WOFX-FM
- Cincinnati, Ohio; United States;
- Broadcast area: Greater Cincinnati
- Frequency: 92.5 MHz
- Branding: 92.5 The Fox

Programming
- Format: Classic rock
- Affiliations: Westwood One

Ownership
- Owner: Cumulus Media; (Cumulus Licensing LLC);
- Sister stations: WGRR; WRRM; WNNF; WFTK;

History
- First air date: August 19, 1964
- Former call signs: WZIP-FM (1964–1971); WWEZ (1971–1992); WIMJ (1992–1994); WPPT (1994–1995);
- Call sign meaning: "Fox"

Technical information
- Licensing authority: FCC
- Facility ID: 51725
- Class: B
- ERP: 16,000 watts
- HAAT: 264 meters (866 ft)
- Transmitter coordinates: 39°6′59.2″N 84°30′6.8″W﻿ / ﻿39.116444°N 84.501889°W

Links
- Public license information: Public file; LMS;
- Webcast: Listen live
- Website: foxcincinnati.com

= WOFX-FM =

WOFX-FM (92.5 MHz) is a commercial radio station in Cincinnati, Ohio. It broadcasts a classic rock radio format and is owned by Cumulus Media. It is the Cincinnati affiliate for the Bob and Tom morning radio show. The studios are on Montgomery Road in Norwood, Ohio, using a Cincinnati address.

WOFX-FM has an effective radiated power (ERP) of 16,000 watts. The transmitter site is on Highland Avenue at Interstate 71, northeast of Downtown Cincinnati, co-located with the tower used for WKRC-TV.

==History==
===Jazz, beautiful music and AC===
On August 19, 1964, the station signed on as WZIP-FM. The format was jazz, and carried hourly reports from CBS Radio News. The format changed to country music in 1966. In 1971, the station was sold to Woody Sudbrink, and its call sign changed to WWEZ, with the format flipping to beautiful music. WWEZ played quarter hour sweeps of instrumental cover versions of pop songs, along with Broadway and Hollywood show tunes. The station became popular for workplace and office listening.

Over time, to reach a younger audience, WWEZ added more soft vocals and decreased the instrumentals. While the ratings were good, the audience continued to age past the demographic sought by advertisers. In the summer of 1990, WWEZ made the transition from easy listening to soft adult contemporary. On January 1, 1992, WWEZ rebranded as "Majic 92", and changed call letters to WIMJ on February 2.

===Classic rock "The Fox"===
WOFX-FM, "The Fox" began broadcasting on 94.9 FM on July 22, 1988, replacing soft AC station WLLT. The Fox was a rival to the radio station on 92.5, WIMJ. On April 7, 1994, WIMJ switched to a rock-leaning 1970s hits format dubbed "The Point," with the call sign of WPPT.

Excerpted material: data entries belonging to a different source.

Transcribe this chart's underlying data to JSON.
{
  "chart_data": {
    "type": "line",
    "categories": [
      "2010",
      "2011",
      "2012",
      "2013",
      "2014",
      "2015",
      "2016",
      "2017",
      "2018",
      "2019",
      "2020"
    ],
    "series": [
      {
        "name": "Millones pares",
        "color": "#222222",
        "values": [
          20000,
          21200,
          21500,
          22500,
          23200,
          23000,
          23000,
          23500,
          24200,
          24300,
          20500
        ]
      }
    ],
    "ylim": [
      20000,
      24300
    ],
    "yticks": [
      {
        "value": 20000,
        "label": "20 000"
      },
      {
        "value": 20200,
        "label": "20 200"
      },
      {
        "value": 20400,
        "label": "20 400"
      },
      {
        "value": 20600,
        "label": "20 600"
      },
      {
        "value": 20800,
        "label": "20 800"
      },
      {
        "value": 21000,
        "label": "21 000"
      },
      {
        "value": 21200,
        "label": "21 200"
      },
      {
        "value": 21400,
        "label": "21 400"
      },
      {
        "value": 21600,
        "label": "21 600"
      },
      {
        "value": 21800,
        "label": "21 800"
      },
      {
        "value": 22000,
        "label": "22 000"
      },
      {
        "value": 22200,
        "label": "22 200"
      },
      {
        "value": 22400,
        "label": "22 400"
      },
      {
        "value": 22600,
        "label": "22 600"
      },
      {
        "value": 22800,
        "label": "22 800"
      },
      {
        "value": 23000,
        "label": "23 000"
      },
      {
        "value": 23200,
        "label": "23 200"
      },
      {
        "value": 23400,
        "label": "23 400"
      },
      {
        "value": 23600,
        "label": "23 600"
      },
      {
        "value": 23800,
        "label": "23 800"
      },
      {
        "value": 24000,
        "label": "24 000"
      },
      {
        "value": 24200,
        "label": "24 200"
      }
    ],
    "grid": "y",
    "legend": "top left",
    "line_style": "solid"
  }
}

In 1994, Jacor Communications (later acquired by Clear Channel Communications), purchased WPPT from Pathfinder Communications. Jacor later purchased the intellectual property and call sign of WOFX, moving "The Fox" to the 92.5 dial position at noon on September 13, 1995. On August 1, 2008, Clear Channel put the station, along with sister station WNNF, up for sale. Clear Channel needed to spin the stations off to settle regulatory issues involved in the company's sale to private equity firms.

On January 3, 2009, Cumulus Media was chosen as a buyer and was willing to swap five of its radio stations in Wisconsin to make the transaction complete. Cumulus continued the classic rock format and Fox moniker. WOFX-FM was the FM flagship station of the Cincinnati Bengals through the 2008 preseason. WEBN is the current FM flagship station for the Cincinnati Bengals Radio Network.